Direktur HRS Center: Majelis Hakim Pengadilan Negeri Jakarta Timur Telah Salah dalam Mempertimbangkan Unsur Keonaran

 Direktur HRS Center: Majelis Hakim Pengadilan Negeri Jakarta Timur Telah Salah dalam Mempertimbangkan Unsur Keonaran

Mediaumat.news – Merespon putusan Majelis Hakim Pengadilan Negeri Jakarta Timur terkait perkara Habib Rizieq Syihab dan kawan-kawan dalam kasus RS UMMI, Direktur HRS Center & Ahli Hukum Pidana Dr. H. Abdul Chair Ramadhan, S.H., M.H. mengatakan Majelis Hakim Pengadilan Negeri Jakarta Timur telah salah atau keliru dalam mempertimbangkan unsur keonaran.

“Majelis Hakim Pengadilan Negeri Jakarta Timur (Judex Factie) dalam putusan perkara Habib Rizieq Syihab dkk (RS UMMI) telah salah atau keliru dalam mempertimbangkan unsur keonaran,” Ujarnya seperti dalam rilis yang diterima mediaumat.new, Sabtu (7/8/2021).

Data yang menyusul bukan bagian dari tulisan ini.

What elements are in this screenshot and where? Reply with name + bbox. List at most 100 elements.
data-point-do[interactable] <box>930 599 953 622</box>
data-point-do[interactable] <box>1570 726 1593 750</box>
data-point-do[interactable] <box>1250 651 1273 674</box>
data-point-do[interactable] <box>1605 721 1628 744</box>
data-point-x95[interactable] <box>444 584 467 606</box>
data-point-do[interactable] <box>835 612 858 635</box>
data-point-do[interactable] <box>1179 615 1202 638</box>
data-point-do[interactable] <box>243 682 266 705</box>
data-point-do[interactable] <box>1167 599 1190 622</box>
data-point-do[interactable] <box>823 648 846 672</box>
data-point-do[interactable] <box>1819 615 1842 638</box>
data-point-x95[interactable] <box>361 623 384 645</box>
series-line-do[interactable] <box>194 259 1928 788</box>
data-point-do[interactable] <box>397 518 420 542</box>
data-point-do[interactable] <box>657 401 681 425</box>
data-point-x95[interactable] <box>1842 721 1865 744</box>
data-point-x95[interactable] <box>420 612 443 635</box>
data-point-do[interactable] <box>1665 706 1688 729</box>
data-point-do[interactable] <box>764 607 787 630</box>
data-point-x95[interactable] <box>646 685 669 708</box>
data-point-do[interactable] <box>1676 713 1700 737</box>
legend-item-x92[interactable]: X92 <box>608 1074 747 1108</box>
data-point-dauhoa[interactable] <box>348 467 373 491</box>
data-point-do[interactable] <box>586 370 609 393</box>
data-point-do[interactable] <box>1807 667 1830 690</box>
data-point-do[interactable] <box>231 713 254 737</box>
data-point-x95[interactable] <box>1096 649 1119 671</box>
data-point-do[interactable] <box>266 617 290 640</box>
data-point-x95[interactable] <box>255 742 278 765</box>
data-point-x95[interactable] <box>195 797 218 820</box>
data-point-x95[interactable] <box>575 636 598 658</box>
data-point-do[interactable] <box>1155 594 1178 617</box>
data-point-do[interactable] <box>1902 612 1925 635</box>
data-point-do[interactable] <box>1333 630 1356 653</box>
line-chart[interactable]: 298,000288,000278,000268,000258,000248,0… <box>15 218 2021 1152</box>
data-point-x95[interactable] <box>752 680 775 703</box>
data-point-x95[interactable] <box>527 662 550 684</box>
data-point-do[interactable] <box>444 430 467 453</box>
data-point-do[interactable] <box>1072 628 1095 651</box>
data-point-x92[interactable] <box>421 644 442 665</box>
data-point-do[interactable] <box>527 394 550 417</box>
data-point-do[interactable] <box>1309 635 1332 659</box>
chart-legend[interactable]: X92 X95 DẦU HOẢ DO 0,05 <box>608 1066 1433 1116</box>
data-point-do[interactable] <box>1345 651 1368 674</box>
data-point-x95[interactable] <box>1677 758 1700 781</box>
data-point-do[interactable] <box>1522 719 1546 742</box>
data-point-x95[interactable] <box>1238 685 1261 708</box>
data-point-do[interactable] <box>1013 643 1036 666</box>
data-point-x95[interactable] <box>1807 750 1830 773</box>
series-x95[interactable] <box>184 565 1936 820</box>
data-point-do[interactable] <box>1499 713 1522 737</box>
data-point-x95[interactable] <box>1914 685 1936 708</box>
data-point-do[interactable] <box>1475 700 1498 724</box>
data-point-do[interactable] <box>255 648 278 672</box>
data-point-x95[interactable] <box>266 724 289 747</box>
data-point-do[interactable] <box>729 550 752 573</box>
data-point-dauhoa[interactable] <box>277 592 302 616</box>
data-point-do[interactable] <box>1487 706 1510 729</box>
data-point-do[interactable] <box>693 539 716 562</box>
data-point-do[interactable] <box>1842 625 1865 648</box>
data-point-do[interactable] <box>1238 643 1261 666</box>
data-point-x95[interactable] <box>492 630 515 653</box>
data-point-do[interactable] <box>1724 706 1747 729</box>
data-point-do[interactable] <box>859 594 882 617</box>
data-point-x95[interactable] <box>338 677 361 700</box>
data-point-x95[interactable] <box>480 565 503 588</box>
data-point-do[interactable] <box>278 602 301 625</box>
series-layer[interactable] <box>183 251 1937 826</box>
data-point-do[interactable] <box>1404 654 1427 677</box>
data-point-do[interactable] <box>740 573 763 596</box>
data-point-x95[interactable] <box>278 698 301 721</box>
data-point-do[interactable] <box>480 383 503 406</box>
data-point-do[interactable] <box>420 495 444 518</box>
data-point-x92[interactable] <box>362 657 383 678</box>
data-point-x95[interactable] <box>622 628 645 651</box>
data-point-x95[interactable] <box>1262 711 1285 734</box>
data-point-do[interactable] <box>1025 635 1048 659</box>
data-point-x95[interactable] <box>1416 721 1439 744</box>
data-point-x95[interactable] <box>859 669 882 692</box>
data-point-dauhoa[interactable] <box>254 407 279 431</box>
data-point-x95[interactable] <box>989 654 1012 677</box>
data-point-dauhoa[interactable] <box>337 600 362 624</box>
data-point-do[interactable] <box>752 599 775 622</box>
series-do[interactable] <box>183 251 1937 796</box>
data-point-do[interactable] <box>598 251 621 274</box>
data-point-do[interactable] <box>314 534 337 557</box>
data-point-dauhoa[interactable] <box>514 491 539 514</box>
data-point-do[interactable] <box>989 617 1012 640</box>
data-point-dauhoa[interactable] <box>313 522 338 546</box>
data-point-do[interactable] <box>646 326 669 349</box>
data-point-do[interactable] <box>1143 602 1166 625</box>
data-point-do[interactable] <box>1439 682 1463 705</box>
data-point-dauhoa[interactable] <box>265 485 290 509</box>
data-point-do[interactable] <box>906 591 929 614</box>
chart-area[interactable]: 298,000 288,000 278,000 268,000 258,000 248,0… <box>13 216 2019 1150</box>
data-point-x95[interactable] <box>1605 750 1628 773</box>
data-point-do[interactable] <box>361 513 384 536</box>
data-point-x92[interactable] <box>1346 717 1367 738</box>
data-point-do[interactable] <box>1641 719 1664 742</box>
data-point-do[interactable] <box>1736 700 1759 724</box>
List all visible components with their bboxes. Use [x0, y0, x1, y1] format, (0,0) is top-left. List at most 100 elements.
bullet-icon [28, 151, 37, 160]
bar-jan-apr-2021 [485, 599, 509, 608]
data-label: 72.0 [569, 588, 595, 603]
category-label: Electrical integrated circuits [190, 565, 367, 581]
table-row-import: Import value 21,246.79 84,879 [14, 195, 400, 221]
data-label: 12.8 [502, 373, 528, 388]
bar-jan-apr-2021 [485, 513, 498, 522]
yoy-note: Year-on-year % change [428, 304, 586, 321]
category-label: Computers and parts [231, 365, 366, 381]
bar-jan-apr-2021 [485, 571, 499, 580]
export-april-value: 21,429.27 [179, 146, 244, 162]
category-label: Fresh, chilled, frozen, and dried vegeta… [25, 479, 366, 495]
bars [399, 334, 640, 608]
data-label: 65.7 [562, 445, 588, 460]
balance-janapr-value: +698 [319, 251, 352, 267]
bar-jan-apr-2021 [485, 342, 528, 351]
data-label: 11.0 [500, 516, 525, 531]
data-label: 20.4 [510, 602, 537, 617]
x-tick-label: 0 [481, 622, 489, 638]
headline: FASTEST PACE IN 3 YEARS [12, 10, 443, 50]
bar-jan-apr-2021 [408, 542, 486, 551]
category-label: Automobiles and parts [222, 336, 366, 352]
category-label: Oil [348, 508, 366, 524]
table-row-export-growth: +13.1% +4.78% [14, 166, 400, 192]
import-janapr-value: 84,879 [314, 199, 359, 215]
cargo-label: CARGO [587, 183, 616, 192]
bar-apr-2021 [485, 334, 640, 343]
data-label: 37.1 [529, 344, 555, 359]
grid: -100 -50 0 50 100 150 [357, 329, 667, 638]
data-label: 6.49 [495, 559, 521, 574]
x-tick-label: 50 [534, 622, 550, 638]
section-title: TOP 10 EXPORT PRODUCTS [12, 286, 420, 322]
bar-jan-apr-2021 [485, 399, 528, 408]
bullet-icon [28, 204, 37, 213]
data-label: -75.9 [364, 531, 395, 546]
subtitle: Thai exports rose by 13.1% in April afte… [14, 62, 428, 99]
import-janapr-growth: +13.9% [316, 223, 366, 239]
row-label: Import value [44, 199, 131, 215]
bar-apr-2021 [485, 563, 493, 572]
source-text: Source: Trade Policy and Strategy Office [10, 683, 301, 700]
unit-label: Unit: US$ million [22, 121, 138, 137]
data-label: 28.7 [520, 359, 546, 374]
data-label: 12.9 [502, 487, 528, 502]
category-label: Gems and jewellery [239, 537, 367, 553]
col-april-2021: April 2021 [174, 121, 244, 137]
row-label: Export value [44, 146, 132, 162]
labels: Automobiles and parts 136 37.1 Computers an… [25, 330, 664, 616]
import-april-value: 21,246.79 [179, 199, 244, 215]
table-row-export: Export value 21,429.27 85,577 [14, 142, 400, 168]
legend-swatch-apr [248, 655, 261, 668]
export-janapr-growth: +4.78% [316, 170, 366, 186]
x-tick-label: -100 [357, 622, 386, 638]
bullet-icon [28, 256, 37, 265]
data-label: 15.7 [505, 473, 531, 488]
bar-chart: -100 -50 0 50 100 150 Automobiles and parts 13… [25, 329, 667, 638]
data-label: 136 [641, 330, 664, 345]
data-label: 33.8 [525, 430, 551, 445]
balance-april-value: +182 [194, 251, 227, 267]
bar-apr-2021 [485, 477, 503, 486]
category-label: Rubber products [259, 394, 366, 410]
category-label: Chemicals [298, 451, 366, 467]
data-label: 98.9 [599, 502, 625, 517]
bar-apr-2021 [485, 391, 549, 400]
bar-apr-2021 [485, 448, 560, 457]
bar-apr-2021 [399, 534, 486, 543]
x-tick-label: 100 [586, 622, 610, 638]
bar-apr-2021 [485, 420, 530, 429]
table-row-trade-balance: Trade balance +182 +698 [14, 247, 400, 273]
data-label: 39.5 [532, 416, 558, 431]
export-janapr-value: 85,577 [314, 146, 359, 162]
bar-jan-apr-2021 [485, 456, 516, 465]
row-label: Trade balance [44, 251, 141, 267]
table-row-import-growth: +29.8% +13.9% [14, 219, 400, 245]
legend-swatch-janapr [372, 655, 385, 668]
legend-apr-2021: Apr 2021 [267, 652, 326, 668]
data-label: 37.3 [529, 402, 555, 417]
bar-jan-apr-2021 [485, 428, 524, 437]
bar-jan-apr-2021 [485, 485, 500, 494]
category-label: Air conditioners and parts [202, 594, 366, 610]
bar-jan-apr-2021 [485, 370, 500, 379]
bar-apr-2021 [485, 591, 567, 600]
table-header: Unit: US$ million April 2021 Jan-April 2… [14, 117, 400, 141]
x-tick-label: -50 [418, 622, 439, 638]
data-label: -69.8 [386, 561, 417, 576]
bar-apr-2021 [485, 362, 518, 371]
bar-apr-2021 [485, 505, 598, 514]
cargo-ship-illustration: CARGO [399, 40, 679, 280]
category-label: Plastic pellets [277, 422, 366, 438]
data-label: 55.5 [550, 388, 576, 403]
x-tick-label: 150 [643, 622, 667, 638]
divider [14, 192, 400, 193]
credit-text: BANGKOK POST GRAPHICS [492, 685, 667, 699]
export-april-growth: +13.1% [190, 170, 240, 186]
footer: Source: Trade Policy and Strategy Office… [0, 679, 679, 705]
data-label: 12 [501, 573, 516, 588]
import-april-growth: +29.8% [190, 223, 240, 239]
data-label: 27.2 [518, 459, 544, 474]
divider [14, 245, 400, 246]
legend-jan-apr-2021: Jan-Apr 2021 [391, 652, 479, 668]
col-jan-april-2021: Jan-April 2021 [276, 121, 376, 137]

Menurut Abdul Chair, Majelis Hakim tidak menggunakan penjelasan resmi (otentik) pembentuk undang-undang yaitu Undang-Undang Nomor 1 Tahun 1946 tentang Peraturan Hukum Pidana. Padahal pembentuk undang-undang telah memberikan penjelasan terhadap Pasal 14 ayat (1) Undang-Undang Nomor 1 Tahun 1946 tentang Peraturan Hukum Pidana bahwa keonaran adalah lebih hebat dari pada kegelisahan dan menggoncangkan hati penduduk yang tidak sedikit jumlahnya. Kekacauan memuat juga keonaran.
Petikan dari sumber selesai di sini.